【手談への誘(いざな)い・第46回】囲碁による「まちづくり」 (1) 【2008年04月15日(火) 】
第32期棋聖戦七番勝負で惜しくも棋聖復位が成らなかった趙治勲十段(51)は、その翌週、第46期十段戦(産経新聞)第2局で優勢を築きながら、攻めを誤って二連敗。カド番となった五番勝負の第3局は4月3日に長野県大町市で打たれました。挑戦者の高尾紳路本因坊(31)が黒番で中押し勝ち、初の十段位を獲得して二冠に。3年ぶりに無冠となった趙は再び25世本因坊治勲と呼ばれることになりました。
ところで、大町市における十段戦挑戦手合開催は連続15期を数えました。あらゆるタイトル戦の地方開催を通じて、これは過去に例のない記録で、来年以降もさらに延びるでしょう。
続けてきた話、名人戦問題から棋聖戦の創設に至る経緯を一休みして、囲碁による「まちづくり」についてすこし書きましょう。まず、私も何度か訪ねた長野県大町市のこと。
大町市は全国で初めて囲碁による地域振興を目指し、「囲碁に学ぶ・囲碁で学ぶ」を基本的な考えとする「アルプス囲碁村」構想を策定・推進してきました。その契機となったのが平成6年、市制40周年を記念して誘致した第32期十段戦の第3局でした。以来、大町にとって十段戦は北信濃の春を飾る棋戦となりました。
さらに第18回世界アマ選手権戦(1996)、第36回女流アマ囲碁都市対抗戦(1998)、第27期囲碁名人戦第3局(2002)などのビッグイベントや、毎年の「アルプス囲碁村まつり」など数々の企画を実行。そうした活動は大町市と長野県の文化発展にとどまらず、日本全国、そして全世界における囲碁を通じた人々の交流に役立っています。
市内各所のポケットパークには碁盤が彫り込まれた休憩テーブルがあり、車止めに詰碁タイルがはめ込まれています。詰碁ウォークラリーもできるとか。
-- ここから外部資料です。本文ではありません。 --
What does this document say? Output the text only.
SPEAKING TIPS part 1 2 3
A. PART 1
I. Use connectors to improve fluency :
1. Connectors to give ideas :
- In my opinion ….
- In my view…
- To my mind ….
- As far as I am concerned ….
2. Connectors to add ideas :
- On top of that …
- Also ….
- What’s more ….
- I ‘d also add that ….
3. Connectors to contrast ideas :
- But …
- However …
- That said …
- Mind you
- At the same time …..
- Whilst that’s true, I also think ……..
大町市長として「アルプス囲碁村」を推進した腰原愛正さんは現在、長野県副知事(2006年9月就任)です。むろん、日本棋院と日本棋院大町支部が全面的に協力しています。1年前にはアルプス囲碁村会館がオープンし、現市長の牛越徹さんは「囲碁を通じたまちづくりとして、多くの方々が気軽に立ち寄ることができる憩いの場として施設を利用していただきたい」と挨拶しました。
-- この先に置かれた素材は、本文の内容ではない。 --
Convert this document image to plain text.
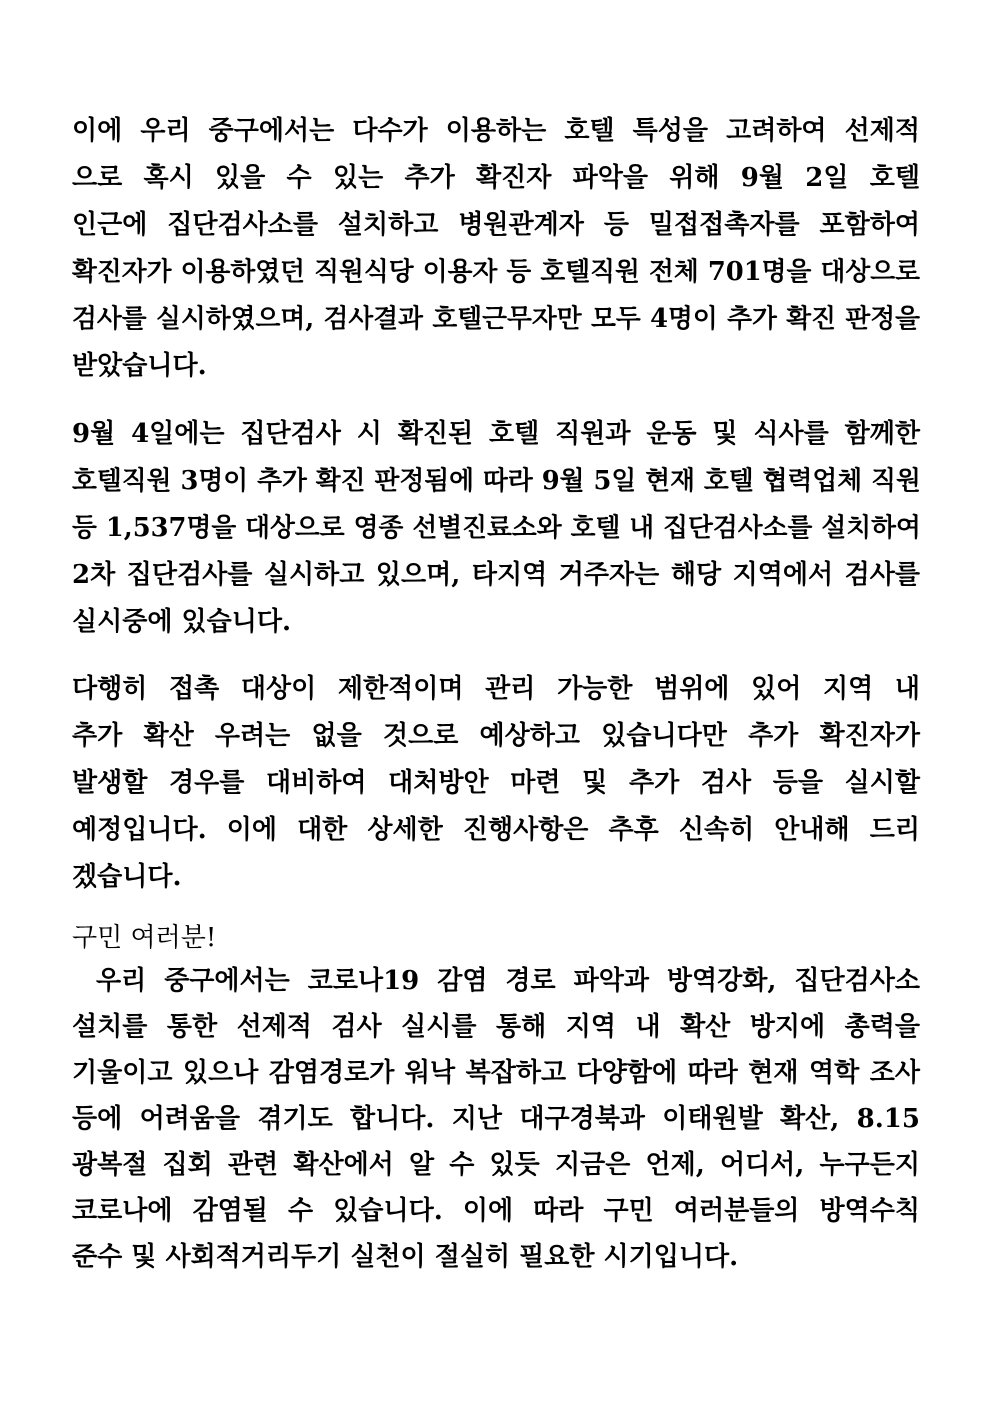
이에 우리 중구에서는 다수가 이용하는 호텔 특성을 고려하여 선제적
으로 혹시 있을 수 있는 추가 확진자 파악을 위해 9월 2일 호텔
인근에 집단검사소를 설치하고 병원관계자 등 밀접접촉자를 포함하여
확진자가 이용하였던 직원식당 이용자 등 호텔직원 전체 701명을 대상으로
검사를 실시하였으며, 검사결과 호텔근무자만 모두 4명이 추가 확진 판정을
받았습니다.
9월 4일에는 집단검사 시 확진된 호텔 직원과 운동 및 식사를 함께한
호텔직원 3명이 추가 확진 판정됨에 따라 9월 5일 현재 호텔 협력업체 직원
등 1,537명을 대상으로 영종 선별진료소와 호텔 내 집단검사소를 설치하여
2차 집단검사를 실시하고 있으며, 타지역 거주자는 해당 지역에서 검사를
실시중에 있습니다.
다행히 접촉 대상이 제한적이며 관리 가능한 범위에 있어 지역 내
추가 확산 우려는 없을 것으로 예상하고 있습니다만 추가 확진자가
발생할 경우를 대비하여 대처방안 마련 및 추가 검사 등을 실시할
예정입니다. 이에 대한 상세한 진행사항은 추후 신속히 안내해 드리
겠습니다.
구민 여러분!
우리 중구에서는 코로나19 감염 경로 파악과 방역강화, 집단검사소
설치를 통한 선제적 검사 실시를 통해 지역 내 확산 방지에 총력을
기울이고 있으나 감염경로가 워낙 복잡하고 다양함에 따라 현재 역학 조사
등에 어려움을 겪기도 합니다. 지난 대구경북과 이태원발 확산, 8.15
광복절 집회 관련 확산에서 알 수 있듯 지금은 언제, 어디서, 누구든지
코로나에 감염될 수 있습니다. 이에 따라 구민 여러분들의 방역수칙
준수 및 사회적거리두기 실천이 절실히 필요한 시기입니다.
大町市を先駆として、地域振興に囲碁を活用する自治体が各地に生まれています。広島県尾道市、神奈川県平塚市、宮崎県日向市、青森県黒石市、宮城県白石市ほか。これら自治体の参加する「囲碁サミット」を、平塚市が本年10月に計画しています。
本因坊秀策の生誕で知られる瀬戸内海の因島は昔から碁が盛んで、市技を囲碁と定めていました。2006年に因島市を編入した広島県尾道市はそれを引き継ぎ、尾道市のまちづくりに囲碁を役立てて行こうとしています。「尾道市の市技を定める条例」(2006.1.10施行)より。
- 本市の代表的伝統文化である囲碁の継承・発展に努め、地域文化の創造と振興に資するため、囲碁を市技に定める。